Cheesy Bacon Parmiago Stuffed Mushrooms

Cheesy Bacon Parmiago Stuffed Mushrooms

CHEESY BACON PARMIAGO STUFFED MUSHROOMS

– 2 Shakes Black Pepper

– 1 Pound Large Mushroom Caps

– 2 Tablespoons Grated Parmesan Cheese

– 3 Slices of Bacon

– 1/2 (8 oz) Package of Cream Cheese

– 3 Tablespoons Any Flavor Parmiago

– 3 Drops Worcester Sauce

CHEESY BACON PARMIAGO STUFFED MUSHROOMS DIRECTIONS:

Preheat an oven to 350 degrees F (175 degrees C).
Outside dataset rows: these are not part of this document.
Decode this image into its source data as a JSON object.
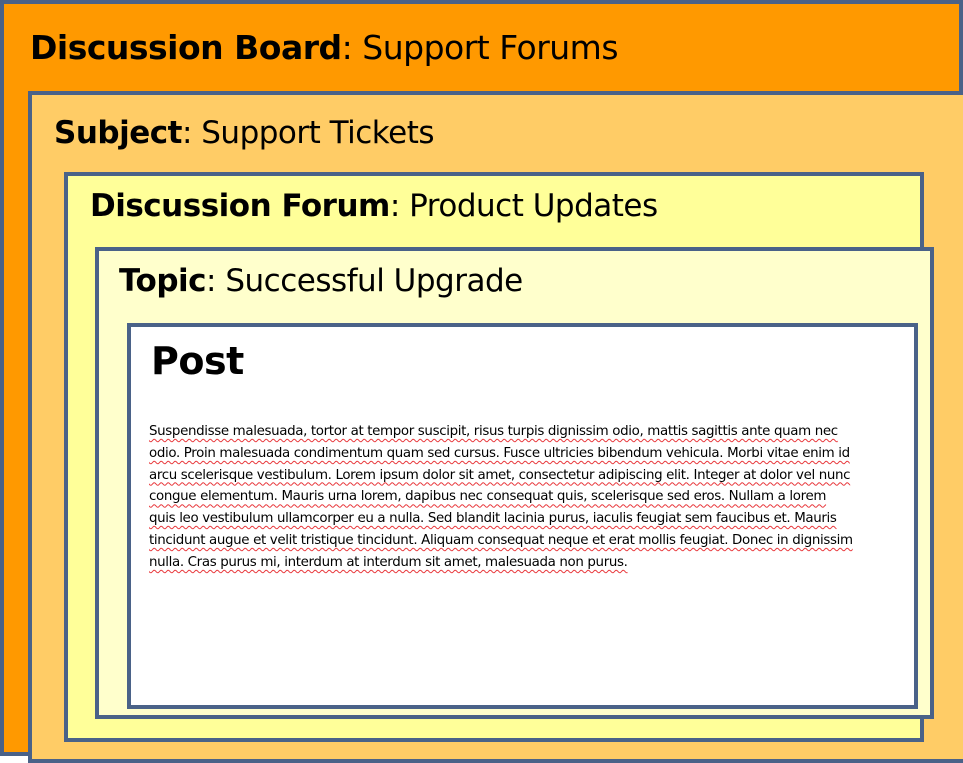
{
  "board": {
    "label": "Discussion Board",
    "separator": ":",
    "value": "Support Forums"
  },
  "subject": {
    "label": "Subject",
    "separator": ":",
    "value": "Support Tickets"
  },
  "forum": {
    "label": "Discussion Forum",
    "separator": ":",
    "value": "Product Updates"
  },
  "topic": {
    "label": "Topic",
    "separator": ":",
    "value": "Successful Upgrade"
  },
  "post": {
    "title": "Post",
    "body": "Suspendisse malesuada, tortor at tempor suscipit, risus turpis dignissim odio, mattis sagittis ante quam nec odio. Proin malesuada condimentum quam sed cursus. Fusce ultricies bibendum vehicula. Morbi vitae enim id arcu scelerisque vestibulum. Lorem ipsum dolor sit amet, consectetur adipiscing elit. Integer at dolor vel nunc congue elementum. Mauris urna lorem, dapibus nec consequat quis, scelerisque sed eros. Nullam a lorem quis leo vestibulum ullamcorper eu a nulla. Sed blandit lacinia purus, iaculis feugiat sem faucibus et. Mauris tincidunt augue et velit tristique tincidunt. Aliquam consequat neque et erat mollis feugiat. Donec in dignissim nulla. Cras purus mi, interdum at interdum sit amet, malesuada non purus."
  },
  "colors": {
    "board": "#ff9900",
    "subject": "#ffcc66",
    "forum": "#ffff99",
    "topic": "#ffffcc",
    "post": "#ffffff",
    "border": "#4a6288",
    "spellcheck_underline": "#e8363a"
  }
}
Cook bacon in large skillet over medium-high heat, turning occasionally, until crisp and evenly browned, about 10 minutes. Drain the bacon slices and crumble into a bowl. Stir in the cream cheese, Parmiago,, Worcestershire sauce, and pepper until evenly mixed. Spoon the filling into the mushroom caps and place into an 8×8-inch baking dish. Sprinkle with the Parmesan cheese. Bake in the preheated oven until the mushrooms are tender and the filling is golden brown, 25 to 30 minutes.